Teachers needed to improve schools

S. PAUL REVILLE
Bring teachers to the table
By S. Paul Reville | January 3, 2006

WHEN MASSACHUSETTS adopted the Education Reform Act of 1993, the state committed to creating a rigorous system of standards, assessments, and accountability. The accountability function was intended to identify performance problems, provide assistance, and ultimately sanction poor performance if it could be remedied with help. The state is now considering what the ''help" should be. Which approaches to turning around school performance are most successful? Which are practical and affordable?

As the volume of schools identified as ''in need of improvement" ratchets upward under the idealistic assumptions of the federal No Child Left Behind Act, the urgency for the state to act intensifies. It is morally and educationally unsound for authorities publicly to label poor performance without a plan and the capacity to intervene.

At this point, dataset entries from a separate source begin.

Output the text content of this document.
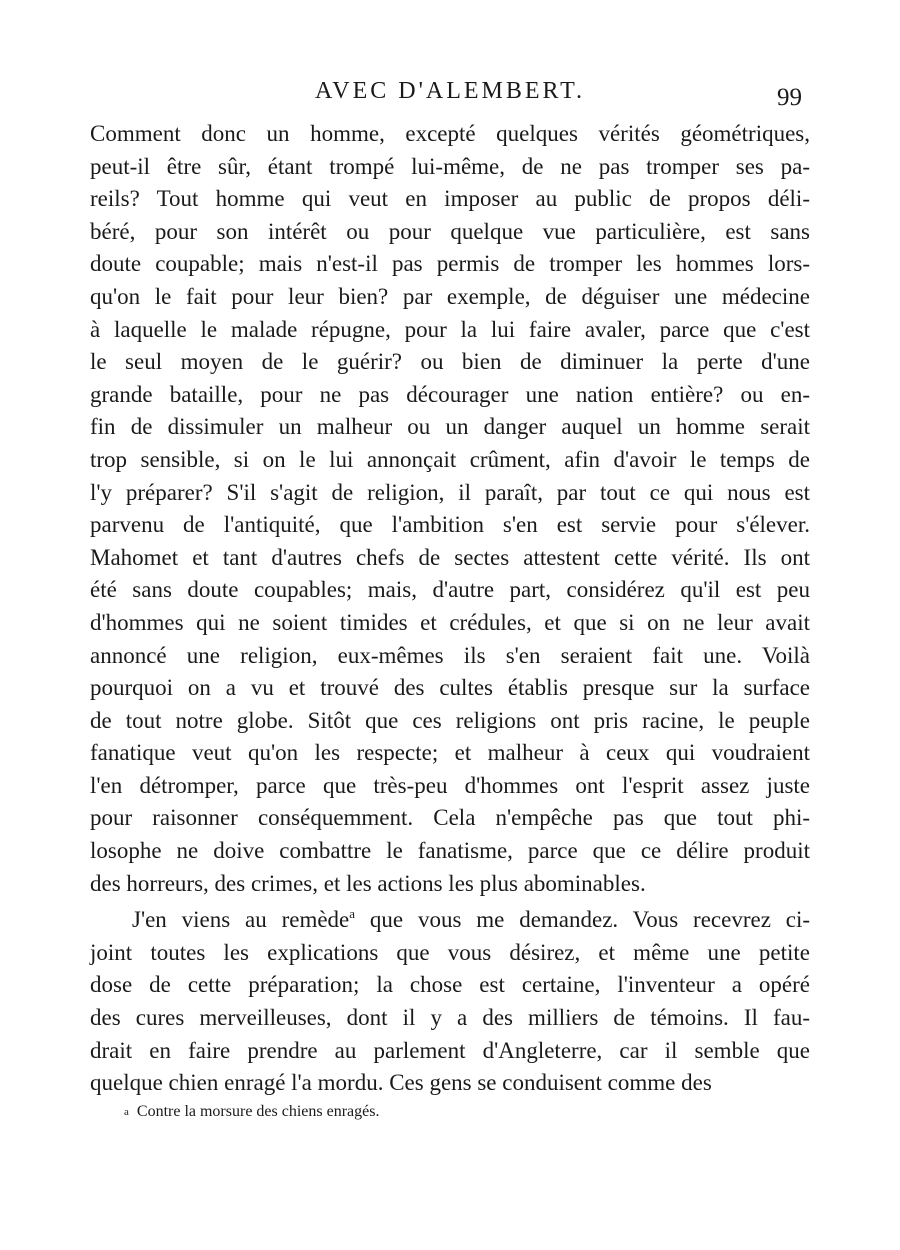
AVEC D'ALEMBERT.	99
Comment donc un homme, excepté quelques vérités géométriques,
peut-il être sûr, étant trompé lui-même, de ne pas tromper ses pa-
reils? Tout homme qui veut en imposer au public de propos déli-
béré, pour son intérêt ou pour quelque vue particulière, est sans
doute coupable; mais n'est-il pas permis de tromper les hommes lors-
qu'on le fait pour leur bien? par exemple, de déguiser une médecine
à laquelle le malade répugne, pour la lui faire avaler, parce que c'est
le seul moyen de le guérir? ou bien de diminuer la perte d'une
grande bataille, pour ne pas décourager une nation entière? ou en-
fin de dissimuler un malheur ou un danger auquel un homme serait
trop sensible, si on le lui annonçait crûment, afin d'avoir le temps de
l'y préparer? S'il s'agit de religion, il paraît, par tout ce qui nous est
parvenu de l'antiquité, que l'ambition s'en est servie pour s'élever.
Mahomet et tant d'autres chefs de sectes attestent cette vérité. Ils ont
été sans doute coupables; mais, d'autre part, considérez qu'il est peu
d'hommes qui ne soient timides et crédules, et que si on ne leur avait
annoncé une religion, eux-mêmes ils s'en seraient fait une. Voilà
pourquoi on a vu et trouvé des cultes établis presque sur la surface
de tout notre globe. Sitôt que ces religions ont pris racine, le peuple
fanatique veut qu'on les respecte; et malheur à ceux qui voudraient
l'en détromper, parce que très-peu d'hommes ont l'esprit assez juste
pour raisonner conséquemment. Cela n'empêche pas que tout phi-
losophe ne doive combattre le fanatisme, parce que ce délire produit
des horreurs, des crimes, et les actions les plus abominables.
J'en viens au remède$^a$ que vous me demandez. Vous recevrez ci-
joint toutes les explications que vous désirez, et même une petite
dose de cette préparation; la chose est certaine, l'inventeur a opéré
des cures merveilleuses, dont il y a des milliers de témoins. Il fau-
drait en faire prendre au parlement d'Angleterre, car il semble que
quelque chien enragé l'a mordu. Ces gens se conduisent comme des
a Contre la morsure des chiens enragés.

Intervention planning is challenging work. There is little evidence of dramatically successful ''turnaround" strategies anywhere in the country. Policy makers in virtually every state are grappling with the question of what to do with their failing schools. Research evidence is limited. State takeovers have not been successful, except on financial matters. Most state departments of education, as is the case in Massachusetts, have limited capacity, personnel, and expertise to address the complex issues of school performance.

Naturally, the policy discussion migrates away from state bureaucracies. In Massachusetts, conversations on interventions and poor performance have focused on management prerogatives, turnaround partners, and chartering or privatizing failed schools. These strategies, like many others, have little or no research evidence to support their effectiveness.

Conspicuously absent in the debate on intervention has been the role and voices of teachers and teacher unions, arguably the front line troops in any ''turnaround" strategy. There seems to be a belief in some policy circles that school improvement can be accomplished in spite of teachers rather than with them.

Some of the assumptions embedded in the prominent strategies, management prerogatives, turnaround partners, chartering, and privatization imply that teachers are the problem rather than part of the solution, that the source of expertise on fixing school problems is external rather than internal or that current leadership is highly competent. Although each of these assumptions is sometimes true, none is always or typically correct.

Teachers and, certainly, unions don't have all the answers either. They are also sometimes the source of problems, but it is folly to shape school intervention and turnaround plans without extensively consulting teachers on policies and practices.

A common flaw of educational policies is that they take a ''one size fits all" approach to solving problems or meeting challenges. Not all failing schools fail for the same reasons. Therefore, not all successful school interventions will look alike. Our intervention policies will need to take into account the substantial variation in context: communities, leadership, curriculum and teaching, resources, students, demographics, mobility and a host of other factors. Our intervention policies will need to be strong but flexible and responsive to local circumstances. Above all, we will need policies and practices that those charged with implementing see as worthwhile and likely to succeed.

However, it's not just some policy makers' neglect or management bias that keeps unions from the intervention policy table. Union leaders are sometimes ambivalent about participating in solving the problems of the accountability system for fear of being seen as collaborators with a system of assessment and accountability which some of their members still actively reject. However, enlightened leaders across the country increasingly see that, however flawed, the system of accountability is here to stay and teachers have a vital role to play in improving that system. These leaders know that unions need to be at the table.

In addition to including teachers in policy formulation, we would do well to craft state intervention policies that increase the capacity of the state Department of Education to provide real assistance and tools, like formative assessment data, leadership training, extra time, and professional development, to our most challenged schools and districts. We should also view our policy efforts as experimental. We don't have much evidence to support any of the most prominently mentioned strategies, but this doesn't absolve the state of the obligation to get involved in helping educators improve teaching and learning in the Commonwealth's most challenged schools.

S. Paul Reville is president of the Rennie Center for Education Research and Policy and a lecturer at the Harvard Graduate School of Education.